Oh my! We have made it to the end of the week and I think that this might have actually been the longest day ever! Tomorrow I’m going to a class at Somerset House, I am so excited. I am going to learn the art of Shibori, which is a series of Japanese dying methods, that involve manipulating the fabric before you dye it to create patterns. I am also going to see the Boro exhibition. See Somerset House’s write-up below:
This April Somerset House will host an exhibition on the Japanese textile tradition of boro. Translated to ‘rags’ in English, boro is the collective name for items – usually clothing and bed covers – made by the poor, rural population of Japan who could not afford to buy new when need required and had to literally make ends meet by piecing and patching discarded cotton onto existing sets, forming something slightly different each time they did so. Generations of Japanese families repaired and recycled fishermen’s jackets to futon covers, handing them down to the next and weaving their own sagas and stories through the threads.
Boros are seen to have significant sociohistorical status by providing an insight into the modest lives of those that made them and a snapshot of the country’s impoverished past. Boro will showcase 40 historic boro pieces in a new light within Somerset House’s East Wing Galleries from a collection never before displayed and compiled over six years by antiquarians Gordon Reece and Philippe Boudin.

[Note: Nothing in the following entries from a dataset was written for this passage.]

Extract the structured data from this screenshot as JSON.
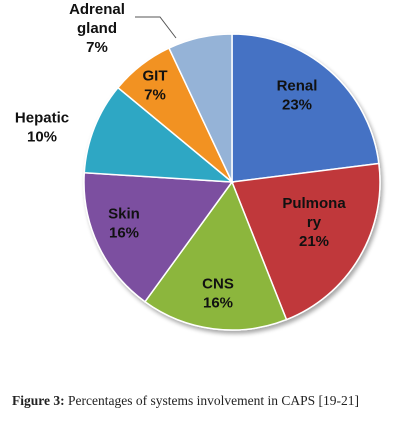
{
  "chart_data": {
    "type": "pie",
    "slices": [
      {
        "label_lines": [
          "Renal"
        ],
        "value": 23,
        "value_label": "23%",
        "color": "#4472c4"
      },
      {
        "label_lines": [
          "Pulmona",
          "ry"
        ],
        "value": 21,
        "value_label": "21%",
        "color": "#c0393b"
      },
      {
        "label_lines": [
          "CNS"
        ],
        "value": 16,
        "value_label": "16%",
        "color": "#8cb63c"
      },
      {
        "label_lines": [
          "Skin"
        ],
        "value": 16,
        "value_label": "16%",
        "color": "#7b4fa0"
      },
      {
        "label_lines": [
          "Hepatic"
        ],
        "value": 10,
        "value_label": "10%",
        "color": "#2ea7c4"
      },
      {
        "label_lines": [
          "GIT"
        ],
        "value": 7,
        "value_label": "7%",
        "color": "#f29222"
      },
      {
        "label_lines": [
          "Adrenal",
          "gland"
        ],
        "value": 7,
        "value_label": "7%",
        "color": "#95b3d7"
      }
    ],
    "title": "",
    "start": "top, clockwise"
  },
  "caption": {
    "prefix": "Figure 3:",
    "text": " Percentages of systems involvement in CAPS [19-21]"
  }
}
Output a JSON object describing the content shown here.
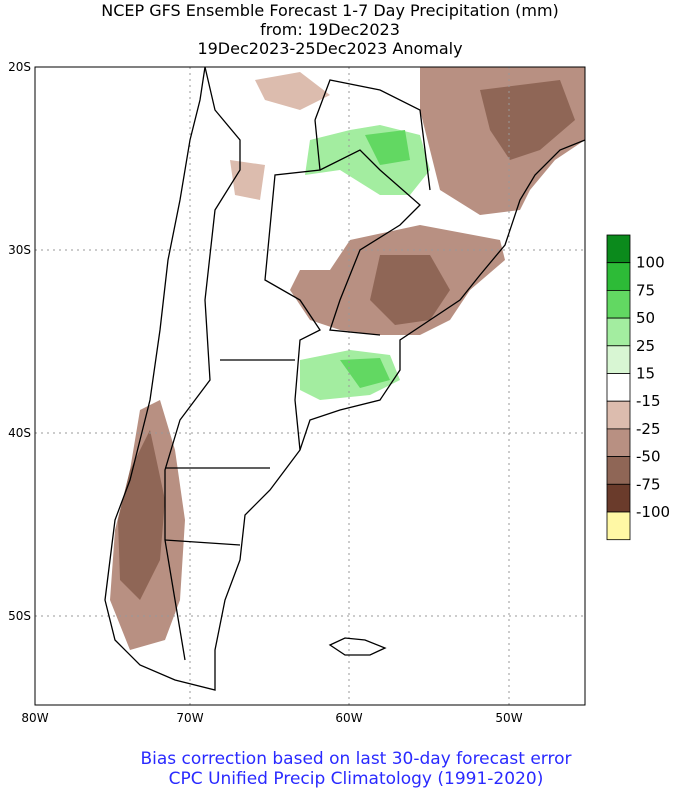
{
  "header": {
    "title": [
      "NCEP GFS Ensemble Forecast 1-7 Day Precipitation (mm)",
      "from: 19Dec2023",
      "19Dec2023-25Dec2023 Anomaly"
    ]
  },
  "axes": {
    "lat_labels": [
      "20S",
      "30S",
      "40S",
      "50S"
    ],
    "lon_labels": [
      "80W",
      "70W",
      "60W",
      "50W"
    ]
  },
  "legend": {
    "colors": [
      "#0b8a1c",
      "#2dbb37",
      "#62d862",
      "#a3eda0",
      "#d8f6d3",
      "#ffffff",
      "#dcbcae",
      "#b89082",
      "#8f6656",
      "#6a3b2b",
      "#fff8a5"
    ],
    "labels": [
      "100",
      "75",
      "50",
      "25",
      "15",
      "-15",
      "-25",
      "-50",
      "-75",
      "-100"
    ]
  },
  "footer": {
    "lines": [
      "Bias correction based on last 30-day forecast error",
      "CPC Unified Precip Climatology (1991-2020)"
    ]
  }
}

In the cold climate of northern Japan, cotton could not be cultivated and for the largely poor population that lived in the rural landscape there, it was an expensive luxury to transport it to them. When boats arrived to the northern ports from south of Osaka, they were carrying discarded cotton from the central coastal cities where it was more affordable to commoners but only available in shades of blue, grey, black and brown – colours permitted to them under strict sumptuary laws of the period (more opulent colours were the reserve of the aristocracy). Here they could trade the pieces of cotton for fish or seaweed, taking them home to be patched onto worn-down workwear or frayed futon covers. As Japan’s society shifted towards industrialisation and urbanisation in the early twentieth century, the patchwork practice faded and many boros were simply thrown away, acting as a painful reminder of a poverty-stricken past.
Despite still being looked upon unfavourably in Japan today, boros have now become highly collectible in Western cultures. After almost a century of being boxed up or buried away, they are now being brought back into society but this time as a decorative rather than durable and practical piece.
I am thrilled to go on this course. I have been reading about Shibori techniques for a while now and this will be a wonderful opportunity to do it firsthand.
I hope that you have a wonderful weekend wherever you may be.